Das jüngste Lebenszeichen von Alfons Schuhbeck ist ziemlich genau einen Monat her. Anfang März sichteten Bild-Reporter den früheren Koch des FC Bayern München nach eigenen Angaben auf dem Trainingsgelände des Rekordmeisters in München. Auf dem Foto, das den Besuch an der Säbener Straße zeigen soll, sieht Schuhbeck so schmal und blass aus wie bei seinem letzten Auftritt vor Gericht. Der FCB feierte an jenem 8. März seinen Familientag. Zwei Tage später, am 10. des Monats, ist Schuhbecks Haftpause offiziell abgelaufen. Was heißt das?

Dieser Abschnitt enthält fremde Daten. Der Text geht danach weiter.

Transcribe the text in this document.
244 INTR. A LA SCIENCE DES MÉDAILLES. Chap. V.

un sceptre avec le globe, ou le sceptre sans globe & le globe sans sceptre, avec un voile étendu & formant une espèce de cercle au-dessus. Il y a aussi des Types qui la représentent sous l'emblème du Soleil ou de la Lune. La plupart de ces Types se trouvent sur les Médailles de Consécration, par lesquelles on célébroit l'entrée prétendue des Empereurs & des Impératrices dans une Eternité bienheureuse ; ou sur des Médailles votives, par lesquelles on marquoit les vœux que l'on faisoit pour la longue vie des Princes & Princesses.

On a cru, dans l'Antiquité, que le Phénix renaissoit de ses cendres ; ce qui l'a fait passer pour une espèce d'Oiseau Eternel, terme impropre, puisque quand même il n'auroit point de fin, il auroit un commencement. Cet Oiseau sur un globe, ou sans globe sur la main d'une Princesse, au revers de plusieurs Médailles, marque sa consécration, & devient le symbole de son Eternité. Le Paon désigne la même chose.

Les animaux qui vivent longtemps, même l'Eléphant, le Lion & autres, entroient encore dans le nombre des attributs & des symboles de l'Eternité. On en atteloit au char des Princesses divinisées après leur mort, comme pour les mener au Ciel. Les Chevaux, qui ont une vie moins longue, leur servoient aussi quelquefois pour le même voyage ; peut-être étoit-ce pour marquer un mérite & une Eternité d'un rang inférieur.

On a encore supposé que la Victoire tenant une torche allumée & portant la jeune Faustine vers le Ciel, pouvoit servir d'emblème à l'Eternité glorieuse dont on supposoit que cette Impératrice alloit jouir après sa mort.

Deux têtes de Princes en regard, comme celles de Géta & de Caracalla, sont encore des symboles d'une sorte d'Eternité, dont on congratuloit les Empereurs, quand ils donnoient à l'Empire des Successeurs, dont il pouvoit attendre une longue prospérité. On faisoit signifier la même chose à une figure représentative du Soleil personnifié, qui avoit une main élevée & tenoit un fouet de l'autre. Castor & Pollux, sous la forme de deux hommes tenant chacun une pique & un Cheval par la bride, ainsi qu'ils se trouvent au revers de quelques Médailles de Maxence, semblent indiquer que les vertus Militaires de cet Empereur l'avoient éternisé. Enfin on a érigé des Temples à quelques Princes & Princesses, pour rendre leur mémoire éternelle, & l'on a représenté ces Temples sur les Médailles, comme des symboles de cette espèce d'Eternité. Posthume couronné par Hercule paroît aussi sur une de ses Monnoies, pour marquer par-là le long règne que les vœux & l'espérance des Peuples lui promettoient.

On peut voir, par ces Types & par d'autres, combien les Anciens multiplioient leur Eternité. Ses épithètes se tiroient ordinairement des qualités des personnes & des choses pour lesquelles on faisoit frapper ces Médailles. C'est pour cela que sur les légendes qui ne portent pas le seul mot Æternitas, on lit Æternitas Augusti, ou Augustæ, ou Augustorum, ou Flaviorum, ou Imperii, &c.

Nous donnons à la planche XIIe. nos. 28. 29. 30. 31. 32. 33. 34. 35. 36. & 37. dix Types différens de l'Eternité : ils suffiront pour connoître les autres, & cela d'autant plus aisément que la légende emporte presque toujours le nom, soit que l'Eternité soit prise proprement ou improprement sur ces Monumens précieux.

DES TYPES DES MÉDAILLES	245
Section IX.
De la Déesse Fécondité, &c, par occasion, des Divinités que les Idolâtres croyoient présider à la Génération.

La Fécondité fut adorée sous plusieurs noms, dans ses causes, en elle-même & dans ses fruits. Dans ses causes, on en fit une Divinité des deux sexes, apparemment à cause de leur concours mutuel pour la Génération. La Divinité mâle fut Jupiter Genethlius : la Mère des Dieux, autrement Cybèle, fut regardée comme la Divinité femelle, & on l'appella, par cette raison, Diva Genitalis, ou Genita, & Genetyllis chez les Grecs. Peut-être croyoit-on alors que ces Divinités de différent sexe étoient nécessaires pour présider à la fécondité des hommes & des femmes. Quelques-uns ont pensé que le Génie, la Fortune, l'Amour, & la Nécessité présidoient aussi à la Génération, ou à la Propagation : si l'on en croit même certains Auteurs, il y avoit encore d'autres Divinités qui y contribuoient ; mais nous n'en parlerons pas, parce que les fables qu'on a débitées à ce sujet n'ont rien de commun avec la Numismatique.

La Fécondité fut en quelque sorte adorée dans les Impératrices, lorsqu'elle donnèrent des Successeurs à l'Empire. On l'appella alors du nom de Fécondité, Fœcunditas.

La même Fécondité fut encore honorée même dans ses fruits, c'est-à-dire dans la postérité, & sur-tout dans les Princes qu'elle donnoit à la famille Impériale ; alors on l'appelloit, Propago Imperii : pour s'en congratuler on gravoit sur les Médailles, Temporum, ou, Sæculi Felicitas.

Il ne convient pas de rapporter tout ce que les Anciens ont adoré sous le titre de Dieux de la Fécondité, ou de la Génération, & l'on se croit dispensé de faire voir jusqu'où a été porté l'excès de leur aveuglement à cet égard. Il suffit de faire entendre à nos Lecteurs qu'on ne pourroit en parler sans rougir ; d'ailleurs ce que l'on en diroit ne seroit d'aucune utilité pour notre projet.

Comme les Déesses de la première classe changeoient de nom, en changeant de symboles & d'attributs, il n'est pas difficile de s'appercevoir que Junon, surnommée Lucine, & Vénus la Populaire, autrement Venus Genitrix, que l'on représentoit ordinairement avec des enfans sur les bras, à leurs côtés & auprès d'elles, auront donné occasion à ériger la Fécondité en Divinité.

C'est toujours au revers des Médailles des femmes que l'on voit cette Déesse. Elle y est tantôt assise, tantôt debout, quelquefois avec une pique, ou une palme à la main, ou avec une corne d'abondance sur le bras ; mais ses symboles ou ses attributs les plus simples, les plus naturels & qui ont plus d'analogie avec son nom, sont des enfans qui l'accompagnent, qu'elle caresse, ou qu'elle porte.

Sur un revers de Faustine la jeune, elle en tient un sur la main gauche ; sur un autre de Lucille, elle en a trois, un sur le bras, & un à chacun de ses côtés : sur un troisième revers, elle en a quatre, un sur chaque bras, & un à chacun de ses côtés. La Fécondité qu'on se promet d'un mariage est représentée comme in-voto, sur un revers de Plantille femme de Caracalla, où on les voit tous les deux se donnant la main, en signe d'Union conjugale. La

Weil der 76-Jährige schwer krank ist und medizinische Behandlung braucht, hat die Staatsanwaltschaft München I Mitte 2025 den Vollzug von Schuhbecks Strafe unterbrochen. Seither wurde seine Rückkehr ins Gefängnis mehrfach aufs Neue verschoben. Der insolvente Großgastronom hat bislang 20 Monate seiner Haftstrafe abgesessen, die sich insgesamt auf vier Jahre und drei Monate beläuft. Auf Anfrage unserer Redaktion teilt die Münchner Staatsanwaltschaft mit, wie es jetzt mit Alfons Schuhbeck weitergeht.
Gutachter untersucht Krankheit von Alfons Schuhbeck
Fürs Erste muss der Ex-Sternekoch, der unter anderem wegen Steuerhinterziehung, Insolvenzverschleppung und Coronahilfen-Betrugs in zwei aufsehenerregenden Prozessen vor dem Landgericht München verurteilt worden war, nicht wieder zurück ins Gefängnis. „Derzeit ist noch nichts entschieden“, sagt Juliane Grotz, die Sprecherin der Strafverfolger, unserer Redaktion. Ob Schuhbeck, einer der berühmtesten Menschen Bayerns, zurück in eine Zelle muss, hängt vor allem von einem Faktor ab.
„Es wird derzeit geprüft, ob und gegebenenfalls wie die notwendige medizinische Behandlung von Herrn Schuhbeck in der Haft fortgesetzt werden kann“, erklärt die Sprecherin. „Es wurde ein Sachverständiger beauftragt, ein Gutachten zur Frage der Haftfähigkeit zu erstellen.“ Dieses liege aber bislang noch nicht vor. „Bis zum Abschluss der Prüfung muss sich der Verurteilte nicht zum weiteren Vollzug der Haftstrafe in der JVA einfinden.“ Die benötigte Einschätzung, so hat es der Experte der Staatsanwaltschaft mitgeteilt, ist „voraussichtlich zeitnah“ fertig.
Im Gefängnis kann Schuhbeck nicht behandelt werden
Alfons Schuhbeck leidet seinem Anwalt Norbert Scharf zufolge unheilbar an Krebs. Die Staatsanwaltschaft hatte Ende des vergangenen Jahres schon einmal prüfen lassen, ob er in einem der bayerischen Gefängnisse weiterbehandelt werden kann – was damals nicht möglich war. Vor seiner Haftunterbrechung war Schuhbeck in Rothenfeld untergebracht gewesen, einer Außenstelle der Justizvollzugsanstalt Landsberg.